Chromatography and its types

1. CHROMATOGRAPHY

2. Chromatography
The term “chromatography” is derived from Greek, chroma meaning, “colour,” and
graphein meaning “to write.” The discovery of chromatography is generally attributed
to the Russian botanist Mikhail S. Tsvet (also spelled Tswett) in 1906.
Chromatography is an analytical technique which is used to separate the individual
constituents within a sample on the basis of differences in their physical
characteristics, e.g. molecular size, shape, charge, volatility, solubility and/or
adsorptivity.

3. Mobile Phase
StationaryPhase
 Liquid or gas that flows through a chromatography system, moving
the materials to be separated.
 Mixture of substances to be separated dissolved in a liquid or gas
 A porous solid matrix through which the sample contained in
the mobile phase penetrates

4. Principle of Chromatography
Chromatography separate the components from a mixture based on the interaction of component
with the mobile / stationary phase and the properties of the compound.
Example: Proteins separation will be dependent upon size, shape, net charge, binding capacity,
stationary phase and mobile phase used.

5. Types of Chromatography
 Paper Chromatography
 Thin Layer Chromatography
 Column Chromatography
 High Performance Liquid Chromatography
Components
1. Stationary phase: This phase is always composed of a “solid” phase or “a layer of a liquid
adsorbed on the surface, a solid support”.
2. Mobile phase: This phase is always composed of “liquid” or a “gaseous component.”

6. Paper Chromatography
 Stationary phase in paper chromatography consists of a layer of cellulose, highly saturated
with water.
 Thick filter paper with water drops settled in its pores make up the stationary “liquid
phase”.
 Mobile phase consists of an appropriate fluid (immiscible) placed in a developing tank
 Used for separation of amino acids, sugars, sugar derivatives and peptides.

7. Paper Chromatography Procedure
1. Spot of sample applied to a strip of chromatography paper (stationary phase)
2. Paper bottom is dipped in appropriate solvent (DO NOT dip the spot in solvent).
3. Solvent moves up by capillary action & dissolves / may dissolve sample mixture.
4. Different compounds in mixture move at different rates due to differences in their solubility &
attraction to the mobile & stationary phases.
5. May take several minutes to several hours.

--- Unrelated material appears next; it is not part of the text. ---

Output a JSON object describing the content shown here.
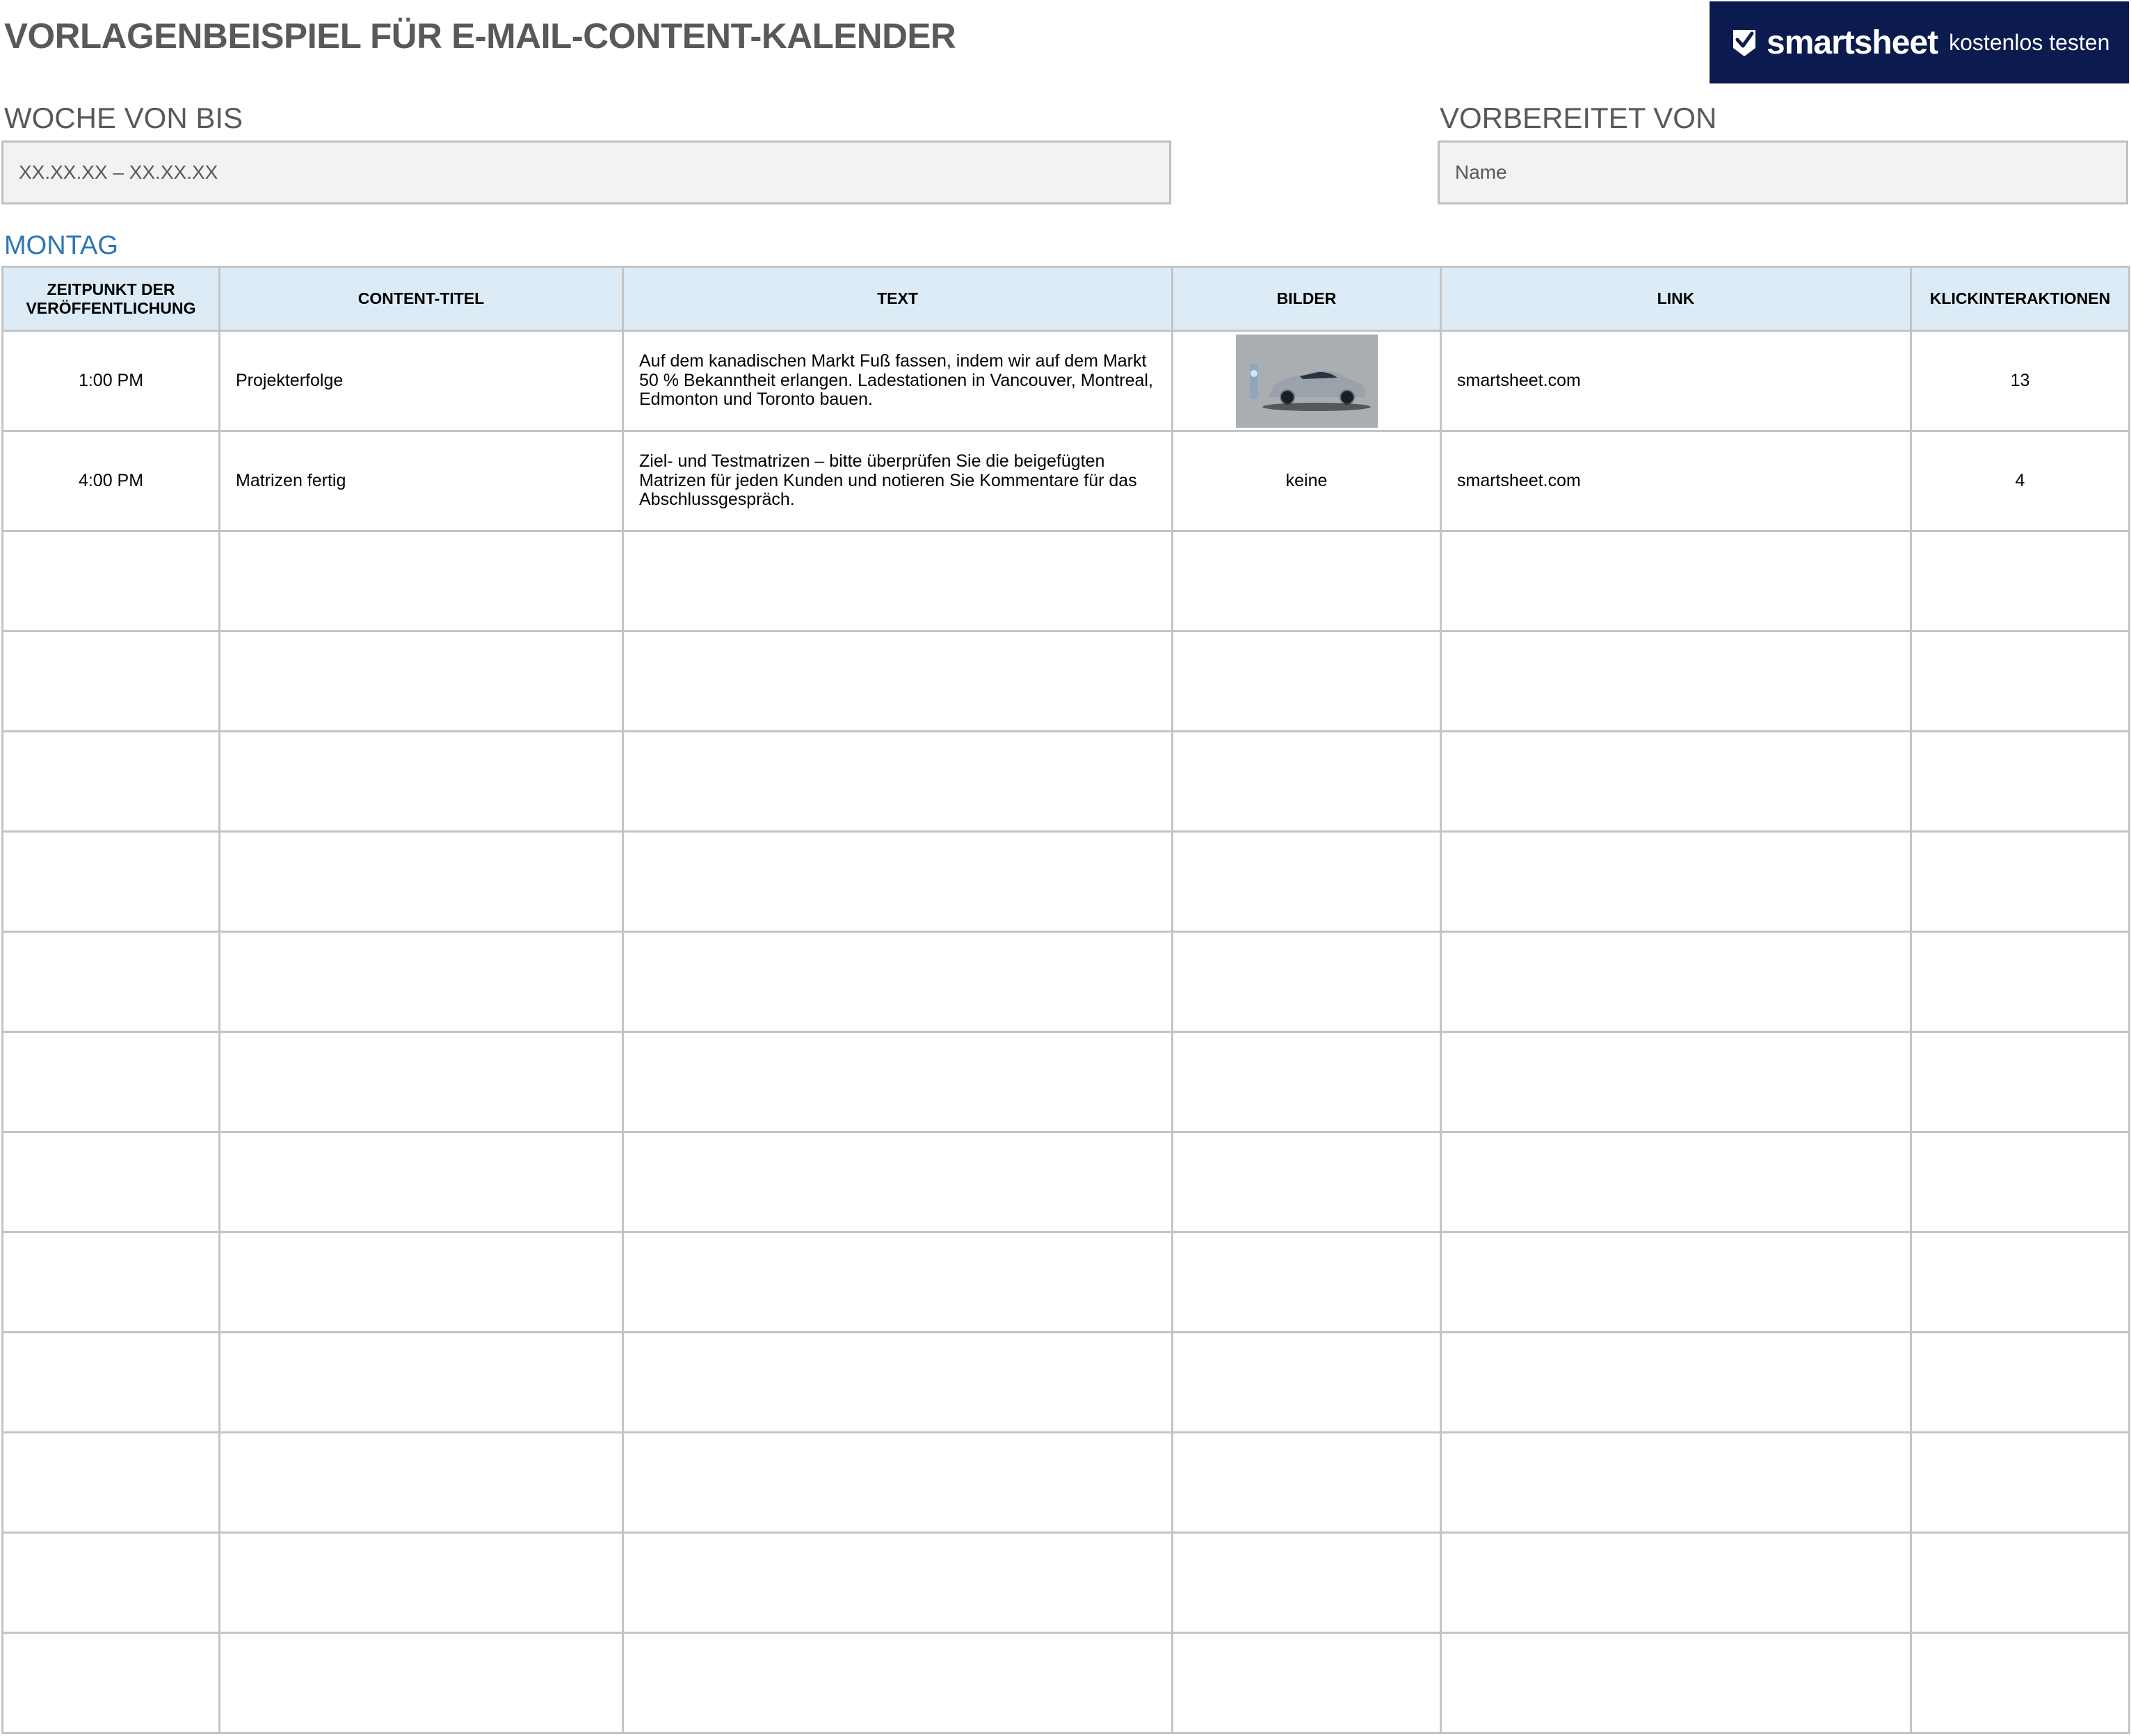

8. Paper Chromatography Analysis
 After separation,the chromatogram either shows compounds by their color, or may be developed by
UV light, Ninhydrin or treating with Iodine vapours.
 Chromatogram is the paper remaining after the experiment
 Calculate the retention factor ( Rf) = distance traveled from the spot or origin by the solute / distance
traveled from the spot or origin by the solvent
i. If Rf = 0 then solute remains in stationary phase and is immobile
ii. If Rf =1 then solute has no affinity with the stationary phase

9. Thin Layer Chromatography (TLC)
 It involves a stationary phase consisting of thin layer of adsorbent material, usually silica
gel, aluminum oxide or cellulose immobilized onto a flat, inert carrier sheet.
 Compound to be separated is dissolved in an
appropriate solvent and is pulled up via capillary
action, separating the solution based on the
polarity of the components of the compound
Sample applied

10. Advantages ofTLC over Paper Chromatography
1. Paper chromatography takes longer time (14-16hours) for separation of
compounds however TLC takes few hours (3-4hours) to complete.
2. Corrosive reagents like H2SO4 can be used in TLC unlike paper chromatography.
3. Convenient to visualize the separated compounds.
4. Multiple samples can be run on single stationary phase.
5. Relatively low cost.

11. Column Chromatography
 The stationary phase used in column chromatography is a solid (silica gel is most commonly
used, 2nd most is alumina) and is housed in a cylindrical column of 5mm to 50mm in
diameter and 5cm to 1m in height.
 Glass columns used to house stationary phase may range in size depending upon scale of
separation.
 Stationary phases are generally ground to powder or gel to increase the surface area
 Mobile phase (eluent) may be a pure solvent or mixture of different solvents. Eluent is
chosen selectively for optimum flow rate for each particular separation.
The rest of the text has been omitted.